The event coincides with the publication of a study on Thomas Roberts entitled Thomas Roberts: Landscape and Patronage in Eighteenth-Century Ireland, which was co written by William Laffan and Brendan Rooney curator of the Exhibition.
The Epoch Times caught up with Mr Laffan and Mr Rooney prior to the opening of the exhibition.
The aforementioned book took three years to complete and was undertaken because both writers felt that Thomas Roberts deserved better treatment as a European painter of great significance. "We hope with the exhibition he will now be given his place in Irish and European landscape painting."
Mr Laffan encouraged the public to come and see the exhibition, "I think they are fantastic pictures of all over the country … there are all kinds of landscapes for people to enjoy and it's free."
"Of all Irish artists we think Thomas Roberts is very special," said Mr Laffan who is an art historian from Dublin, currently based in London.
The organisers of the current exhibition have done a fabulous job in amassing fifty of Thomas Roberts works, considering that that last time they had an exhibition of his works was back in 1978 when the Gallery had sixteen paintings on display.
"He was an artist of European significance, I think the pictures themselves now that we have put them all together do support that view," said Mr Rooney.

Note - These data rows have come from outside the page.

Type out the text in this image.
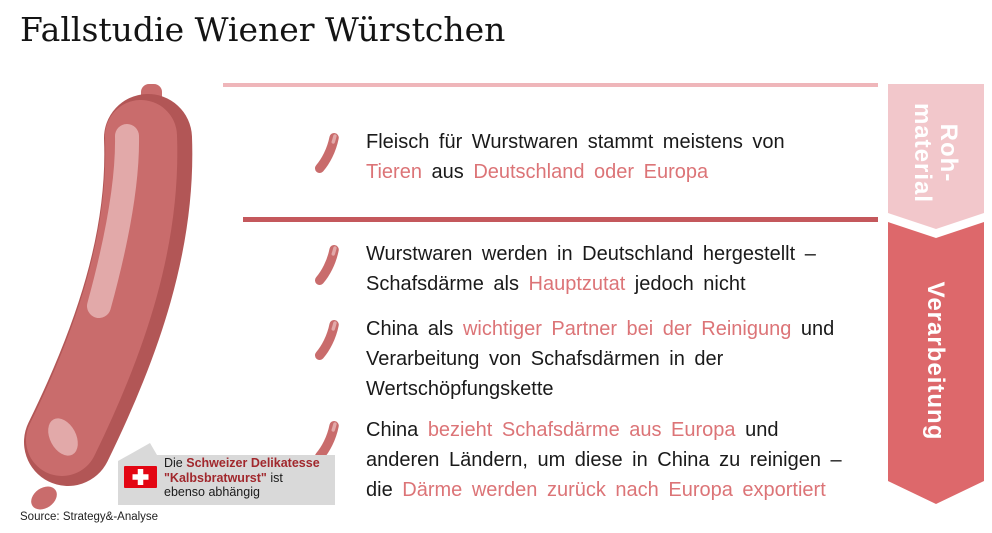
Fallstudie Wiener Würstchen
Fleisch für Wurstwaren stammt meistens von
Tieren aus Deutschland oder Europa
Wurstwaren werden in Deutschland hergestellt –
Schafsdärme als Hauptzutat jedoch nicht
China als wichtiger Partner bei der Reinigung und
Verarbeitung von Schafsdärmen in der
Wertschöpfungskette
China bezieht Schafsdärme aus Europa und
anderen Ländern, um diese in China zu reinigen –
die Därme werden zurück nach Europa exportiert
Roh-material
Verarbeitung
Die Schweizer Delikatesse
"Kalbsbratwurst" ist
ebenso abhängig
Source: Strategy&-Analyse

According to Mr Rooney, Thomas Roberts was held in very high esteem in eighteenth century Ireland because the patronage he enjoyed was of the absolutely highest order. He received commissions from Lord Powerscourt and the Leinster's of Carton. "They were commissioning Roberts on the basis of the quality of his work… he was receiving commissions from very significant patrons in his early twenties, which is really extraordinary."
"We have the best of the best here," concluded Mr Rooney.